Old Town company stages appropriate, timely production
By Charlene Baldridge | SDUN Theater Critic
Stephen Sondheim is an acquired taste. He is the thinking person’s musical theater composer; it helps if one’s thinking is somewhat bizarre.

Sometimes even those who are Sondheim fans are brought up short by the composer’s lesser-known works such as the largely neglected 1990 off-Broadway show “Assassins,” which is playing at Cygnet Theatre Company in Old Town through April 28. As the nation’s leaders struggle to enact stricter gun control legislation, a more appropriate piece cannot be imagined.
“Assassins” is an acquired taste, too. There is no protagonist, and because all the characters are angry and deranged – and because Sondheim and book writer John Weidman conceived the piece as a carnival sideshow – it is unsettling and in your face. And why not? That is the intent.
The characters are assassins or would-be assassins, and their targets, United States presidents. Not all the assassins are remembered. Not all were successful. That is also the point. In the show’s final scene, Lee Harvey Oswald (Jacob Caltrider, who also portrays the Ballad Singer) must be persuaded to kill President John F. Kennedy because the act will burn the names of all assassins in the public memory. Twisted logic? You bet. That’s Sondheim, too.
The show gets underway in a gun shop, where the Proprietor (Andy Collins, aided by his physical stature and costume designer Shirley Pierson’s creepy Wild West get up), sells firearms. Among the purchasers are Leon Czolgosz (Jason Maddy), who shot William McKinley; John Hinckley, Jr. (Kürt Norby), who attempted to kill Ronald Reagan; John Wilkes Booth (Braxton Molinaro), who assassinated Abraham Lincoln; Lee Harvey Oswald, who killed Kennedy; as well as Lynette “Squeaky” Fromme (Melissa Fernandes) and Sara Jane Moore (Melinda Gilb), who separately sought to kill Gerald Ford. Other killers and would-be killers are Charles Guiteau (Geno Carr), Giuseppe Zangara (Jaycob Hunter) and Samuel Byck (Manny Fernandes). The program notes include the names of others still, mentioned or not by Sondheim and Weidman.
Also in the company, Sandy Campbell provides a finely drawn Emma Goldman, and bystanders are Bryan Banville, Stewart Calhoun and Mitzi Michaels. Musical numbers include “The Ballad of Booth,” “How I Saved Roosevelt,” “Unworthy of Your Love,” “November 22, 1963,” and “Everybody’s Got the Right (to be happy).”

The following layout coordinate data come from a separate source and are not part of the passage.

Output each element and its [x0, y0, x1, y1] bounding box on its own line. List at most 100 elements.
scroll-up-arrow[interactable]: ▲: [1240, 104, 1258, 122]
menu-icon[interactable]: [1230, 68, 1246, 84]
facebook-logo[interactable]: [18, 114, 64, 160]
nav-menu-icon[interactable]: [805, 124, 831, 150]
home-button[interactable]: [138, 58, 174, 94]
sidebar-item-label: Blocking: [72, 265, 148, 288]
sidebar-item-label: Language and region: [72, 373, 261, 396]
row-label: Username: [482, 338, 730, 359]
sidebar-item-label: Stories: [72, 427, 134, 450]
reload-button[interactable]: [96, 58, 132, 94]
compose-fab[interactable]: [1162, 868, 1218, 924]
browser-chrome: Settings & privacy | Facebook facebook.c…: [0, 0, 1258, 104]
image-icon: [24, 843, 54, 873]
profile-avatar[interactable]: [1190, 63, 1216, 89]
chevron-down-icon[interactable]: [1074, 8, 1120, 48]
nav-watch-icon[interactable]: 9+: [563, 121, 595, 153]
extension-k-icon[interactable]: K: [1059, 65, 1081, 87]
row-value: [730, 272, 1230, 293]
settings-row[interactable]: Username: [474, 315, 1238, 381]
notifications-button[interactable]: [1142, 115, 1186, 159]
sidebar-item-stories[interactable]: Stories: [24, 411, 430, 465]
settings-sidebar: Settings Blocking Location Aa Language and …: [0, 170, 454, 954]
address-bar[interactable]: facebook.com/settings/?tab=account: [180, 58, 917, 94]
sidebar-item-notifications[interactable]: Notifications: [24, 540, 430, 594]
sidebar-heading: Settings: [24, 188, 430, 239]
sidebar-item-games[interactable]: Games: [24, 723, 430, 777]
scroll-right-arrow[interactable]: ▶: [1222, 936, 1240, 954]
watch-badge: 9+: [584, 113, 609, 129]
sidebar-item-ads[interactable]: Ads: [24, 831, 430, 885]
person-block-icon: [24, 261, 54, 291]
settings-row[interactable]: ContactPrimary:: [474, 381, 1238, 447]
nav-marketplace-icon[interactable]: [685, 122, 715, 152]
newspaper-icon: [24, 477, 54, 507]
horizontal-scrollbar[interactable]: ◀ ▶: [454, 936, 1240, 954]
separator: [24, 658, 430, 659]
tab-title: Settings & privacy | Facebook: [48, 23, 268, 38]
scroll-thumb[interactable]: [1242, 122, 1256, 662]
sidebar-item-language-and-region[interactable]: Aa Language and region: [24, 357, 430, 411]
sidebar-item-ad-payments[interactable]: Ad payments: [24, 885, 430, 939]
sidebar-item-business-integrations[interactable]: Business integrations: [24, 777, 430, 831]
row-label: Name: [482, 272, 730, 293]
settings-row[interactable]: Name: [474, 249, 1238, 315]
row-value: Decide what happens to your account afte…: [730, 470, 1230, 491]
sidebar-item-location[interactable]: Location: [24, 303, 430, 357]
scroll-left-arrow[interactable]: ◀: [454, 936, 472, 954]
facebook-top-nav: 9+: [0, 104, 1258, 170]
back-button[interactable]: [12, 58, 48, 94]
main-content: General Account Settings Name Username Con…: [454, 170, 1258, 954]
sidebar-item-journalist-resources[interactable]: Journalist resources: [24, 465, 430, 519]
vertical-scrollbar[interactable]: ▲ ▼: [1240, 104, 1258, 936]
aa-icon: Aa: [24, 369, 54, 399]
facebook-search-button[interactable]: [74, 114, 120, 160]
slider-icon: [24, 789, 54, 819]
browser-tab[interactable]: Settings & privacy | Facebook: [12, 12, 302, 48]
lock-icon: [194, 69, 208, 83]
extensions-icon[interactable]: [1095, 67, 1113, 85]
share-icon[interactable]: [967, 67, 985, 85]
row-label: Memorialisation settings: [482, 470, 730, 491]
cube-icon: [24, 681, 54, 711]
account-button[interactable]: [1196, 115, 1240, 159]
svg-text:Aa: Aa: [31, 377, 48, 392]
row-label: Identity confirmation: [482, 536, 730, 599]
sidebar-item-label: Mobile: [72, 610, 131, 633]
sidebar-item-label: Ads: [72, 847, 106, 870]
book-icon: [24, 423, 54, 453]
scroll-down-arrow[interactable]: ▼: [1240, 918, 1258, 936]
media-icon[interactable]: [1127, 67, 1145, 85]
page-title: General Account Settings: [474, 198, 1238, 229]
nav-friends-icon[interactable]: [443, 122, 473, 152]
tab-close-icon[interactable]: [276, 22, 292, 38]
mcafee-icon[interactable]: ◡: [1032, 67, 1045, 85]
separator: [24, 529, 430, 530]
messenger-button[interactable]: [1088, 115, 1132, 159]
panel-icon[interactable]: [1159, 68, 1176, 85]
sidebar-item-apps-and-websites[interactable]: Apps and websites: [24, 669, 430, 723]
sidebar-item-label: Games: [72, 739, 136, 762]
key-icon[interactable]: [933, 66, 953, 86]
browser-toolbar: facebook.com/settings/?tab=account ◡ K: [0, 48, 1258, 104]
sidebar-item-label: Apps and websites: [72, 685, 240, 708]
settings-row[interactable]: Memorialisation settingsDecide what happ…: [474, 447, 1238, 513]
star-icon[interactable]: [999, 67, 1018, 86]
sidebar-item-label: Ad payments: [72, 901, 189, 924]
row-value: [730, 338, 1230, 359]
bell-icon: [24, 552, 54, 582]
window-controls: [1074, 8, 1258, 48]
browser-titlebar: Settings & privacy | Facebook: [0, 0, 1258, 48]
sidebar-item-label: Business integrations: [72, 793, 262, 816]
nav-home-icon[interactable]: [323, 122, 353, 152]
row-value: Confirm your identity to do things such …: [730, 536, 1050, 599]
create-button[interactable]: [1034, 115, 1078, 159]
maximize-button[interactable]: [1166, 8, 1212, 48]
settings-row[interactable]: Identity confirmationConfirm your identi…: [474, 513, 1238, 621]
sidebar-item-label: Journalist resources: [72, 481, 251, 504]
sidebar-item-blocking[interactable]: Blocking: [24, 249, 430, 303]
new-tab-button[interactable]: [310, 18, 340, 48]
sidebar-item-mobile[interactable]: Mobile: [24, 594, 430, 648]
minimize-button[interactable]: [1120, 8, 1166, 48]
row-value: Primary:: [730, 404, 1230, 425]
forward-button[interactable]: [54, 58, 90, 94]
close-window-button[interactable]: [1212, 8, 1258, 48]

Gilb and Melissa Fernandes, who are so extraordinary that someone must write them their own musical, provide moments of extreme black comedy. Aside from uniformly excellent articulation of Sondheim’s outrageous lyrics, the production’s major assets are Sean Murray’s clean direction, Ryan Grossheim’s two-level shooting gallery set, Chris Rynne’s lighting and Matt Lescault-Wood’s sound design. Thanks to Peter Herman’s wigs and makeup and Pierson’s costumes, the actors become ringers for their historical characters.
Take your sardonic funny bone. The entire show is a mordant joke. While you’re there, enjoy music director Patrick Marion’s flawless six-member band.
Just as Cygnet intends to deepen its relationship with August Wilson, the theater company will extend its ongoing reputation for super Sondheim (“A Month in the Country,” “Sweeney Todd”). Recently Murray announced that the company’s 11th season opens with “Company.”
“Assassins”
WHERE: Cygnet Theatre, 4040 Twiggs St. (Old Town)
WHEN: Wed. and Thurs. at 7:30 p.m.; Fri. and Sat. at 8 p.m.; Sat. at 3 p.m.; and Sun. at 2 and 7 p.m. through April 28.